覚えておきたい歯の常識
虫歯の菌は母親から感染
成人した大人のほとんどは、個人差があるものの虫歯の原因となるミュータンス菌を持っていますが、生まれたばかりの赤ん坊にはこの菌がありません。つまり、もしもそのままの状態で大人になれば、どんなに甘い物を食べても虫歯になることはないのです。しかし、生後12〜24ヶ月の間に、多くの場合はミュータンス菌に感染してしまうようです。その原因となるのが、両親。実はミュータンス菌は味見をした食事を与える、スプーンを使い回す、子供にキスをするといった行為を繰り返すことで、徐々に子供へと感染するのです。そのため、ミュータンス菌が少ない(虫歯が少ない)両親を持つ子供は、虫歯になりにくいといわれています。また、元々ミュータンス菌が多い両親でも、この時期に薬用の歯磨き粉などを使用して口腔内を清潔に保てば、子供に菌が感染するのを抑えることが可能です。可愛い子が虫歯にならないためには、親の注意が大切なのです。
キシリトールは虫歯予防に効果的!?
キシリトールはキシロースから合成される天然甘味料で、糖アルコールの一種です。以前からキシリトールは歯の再石灰化を促し、虫歯の予防に効果的といわれてきました。しかし、実際のところその効果は実証されておらず、疑問視されているのが実情です。また、キシリトール入りのガムをかみ続けるとミュータンス菌を減らす効果があるという報告もありますが、これもはっきりとした結果は示されておらず、キシリトールが本当に虫歯予防に効果があるのかは、現時点ではなんともいうことができないのです。ただ、キシリトールは口腔内で分解されても虫歯の原因となる酸を出さないため、虫歯になりづらい甘味料ということは確かなようです。また、キシリトールは過剰に摂取すると下痢を起こす作用があることでも知られています。
80才まで自分の歯を20本残す8020運動
8020(ハチマルニイマル)運動とは80才まで自分の歯を20本以上残すことで、楽しい老後を送ろうという運動です。これは昭和63年に愛知県で始まった運動で、平成4年には厚生省により本格的に運動が取り上げられ、全国へと広がりました。
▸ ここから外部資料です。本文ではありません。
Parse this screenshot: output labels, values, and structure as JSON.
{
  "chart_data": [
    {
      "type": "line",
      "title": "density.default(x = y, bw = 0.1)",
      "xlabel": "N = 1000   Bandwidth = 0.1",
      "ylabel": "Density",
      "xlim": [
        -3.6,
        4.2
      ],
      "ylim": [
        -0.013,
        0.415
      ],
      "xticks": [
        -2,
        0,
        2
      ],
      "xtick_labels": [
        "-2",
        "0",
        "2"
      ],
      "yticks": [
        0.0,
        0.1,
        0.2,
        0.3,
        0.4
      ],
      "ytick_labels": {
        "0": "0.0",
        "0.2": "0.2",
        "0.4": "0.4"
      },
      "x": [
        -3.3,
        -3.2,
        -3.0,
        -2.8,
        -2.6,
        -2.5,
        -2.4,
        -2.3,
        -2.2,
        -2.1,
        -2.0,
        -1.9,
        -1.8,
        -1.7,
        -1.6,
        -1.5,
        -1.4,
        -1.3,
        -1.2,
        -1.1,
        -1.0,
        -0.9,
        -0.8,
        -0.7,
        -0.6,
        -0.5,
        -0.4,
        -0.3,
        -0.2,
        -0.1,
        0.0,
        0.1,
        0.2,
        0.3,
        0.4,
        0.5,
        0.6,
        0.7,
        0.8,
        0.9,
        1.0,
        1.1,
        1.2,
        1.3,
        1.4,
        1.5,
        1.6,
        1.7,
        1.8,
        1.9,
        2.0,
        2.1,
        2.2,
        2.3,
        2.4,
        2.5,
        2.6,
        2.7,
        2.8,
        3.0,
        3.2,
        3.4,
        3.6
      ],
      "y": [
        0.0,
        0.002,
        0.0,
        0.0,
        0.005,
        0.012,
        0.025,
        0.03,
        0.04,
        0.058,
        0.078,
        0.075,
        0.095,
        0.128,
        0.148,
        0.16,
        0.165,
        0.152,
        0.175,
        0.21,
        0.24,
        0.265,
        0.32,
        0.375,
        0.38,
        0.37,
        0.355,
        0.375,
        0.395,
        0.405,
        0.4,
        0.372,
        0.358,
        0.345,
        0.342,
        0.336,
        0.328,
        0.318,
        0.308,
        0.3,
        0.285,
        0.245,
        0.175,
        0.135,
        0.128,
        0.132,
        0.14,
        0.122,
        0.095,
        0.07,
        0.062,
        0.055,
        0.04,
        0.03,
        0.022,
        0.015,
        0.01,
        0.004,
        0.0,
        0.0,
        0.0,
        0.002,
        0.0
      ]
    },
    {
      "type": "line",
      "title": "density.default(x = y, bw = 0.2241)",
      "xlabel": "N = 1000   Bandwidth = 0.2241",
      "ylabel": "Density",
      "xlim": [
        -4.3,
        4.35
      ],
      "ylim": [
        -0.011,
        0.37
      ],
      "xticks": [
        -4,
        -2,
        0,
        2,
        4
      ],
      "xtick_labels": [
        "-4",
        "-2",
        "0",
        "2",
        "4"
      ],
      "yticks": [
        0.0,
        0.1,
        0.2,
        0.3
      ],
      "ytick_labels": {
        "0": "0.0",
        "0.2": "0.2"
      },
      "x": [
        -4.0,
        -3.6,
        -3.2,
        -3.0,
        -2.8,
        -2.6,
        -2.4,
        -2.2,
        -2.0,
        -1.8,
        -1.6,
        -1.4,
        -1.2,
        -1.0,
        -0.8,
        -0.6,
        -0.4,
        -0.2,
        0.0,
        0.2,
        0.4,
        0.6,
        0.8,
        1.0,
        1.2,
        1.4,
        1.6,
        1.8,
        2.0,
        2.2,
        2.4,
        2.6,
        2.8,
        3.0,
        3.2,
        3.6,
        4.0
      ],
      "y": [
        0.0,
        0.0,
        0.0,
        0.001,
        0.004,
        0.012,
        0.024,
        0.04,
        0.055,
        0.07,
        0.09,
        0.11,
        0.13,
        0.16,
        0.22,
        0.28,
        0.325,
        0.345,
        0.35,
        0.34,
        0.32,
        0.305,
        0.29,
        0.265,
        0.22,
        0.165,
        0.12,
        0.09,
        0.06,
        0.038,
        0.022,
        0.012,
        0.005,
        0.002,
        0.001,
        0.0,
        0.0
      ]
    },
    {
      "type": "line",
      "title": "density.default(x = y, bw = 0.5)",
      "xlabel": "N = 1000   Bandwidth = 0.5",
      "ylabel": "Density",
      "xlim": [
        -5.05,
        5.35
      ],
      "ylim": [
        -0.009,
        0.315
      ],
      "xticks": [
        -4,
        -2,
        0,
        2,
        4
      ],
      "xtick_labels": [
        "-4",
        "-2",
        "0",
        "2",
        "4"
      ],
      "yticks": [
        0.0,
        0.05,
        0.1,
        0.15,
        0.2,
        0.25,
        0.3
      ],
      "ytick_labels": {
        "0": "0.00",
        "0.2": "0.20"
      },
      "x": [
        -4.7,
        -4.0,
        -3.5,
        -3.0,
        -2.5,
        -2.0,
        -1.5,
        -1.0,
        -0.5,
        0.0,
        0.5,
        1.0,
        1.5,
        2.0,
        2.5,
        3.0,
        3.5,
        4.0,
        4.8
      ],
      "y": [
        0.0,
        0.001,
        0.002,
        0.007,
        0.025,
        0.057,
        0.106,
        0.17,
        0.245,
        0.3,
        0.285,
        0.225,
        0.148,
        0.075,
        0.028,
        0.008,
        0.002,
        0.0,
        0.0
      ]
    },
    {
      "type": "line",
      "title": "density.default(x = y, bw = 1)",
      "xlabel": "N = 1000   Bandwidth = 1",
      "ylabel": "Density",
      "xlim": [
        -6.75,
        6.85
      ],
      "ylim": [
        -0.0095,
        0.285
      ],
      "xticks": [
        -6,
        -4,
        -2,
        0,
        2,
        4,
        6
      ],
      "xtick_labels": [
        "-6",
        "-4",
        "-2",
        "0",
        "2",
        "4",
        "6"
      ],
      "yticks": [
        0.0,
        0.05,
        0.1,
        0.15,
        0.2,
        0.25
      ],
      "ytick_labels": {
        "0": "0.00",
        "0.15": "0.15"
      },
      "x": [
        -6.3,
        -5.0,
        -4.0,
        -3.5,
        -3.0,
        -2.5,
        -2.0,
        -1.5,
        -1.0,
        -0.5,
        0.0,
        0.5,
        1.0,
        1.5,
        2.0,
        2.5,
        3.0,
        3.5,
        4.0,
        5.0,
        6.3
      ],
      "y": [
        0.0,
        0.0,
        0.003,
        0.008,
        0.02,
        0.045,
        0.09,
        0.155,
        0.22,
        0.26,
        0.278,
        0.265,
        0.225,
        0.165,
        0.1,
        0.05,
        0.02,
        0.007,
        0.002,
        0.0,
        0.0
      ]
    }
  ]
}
人の歯は20本残っていればほとんどの食品を食べることができるといわれていますが、2005年度の調査では80才での平均残存歯数は約10本と、多くの人達がインプラントや入れ歯などの器具に頼って食事をしているのが現状です。しかし、それでも8020運動が全国へ広がった当初は、平均残存歯数が約8本だったので、わずか数年で大きく向上したといえます。この調子で歯の健康に関心が集まれば、将来的にはほとんどの人が一生涯自分の歯で、食事を楽しめる日がくるかもしれません。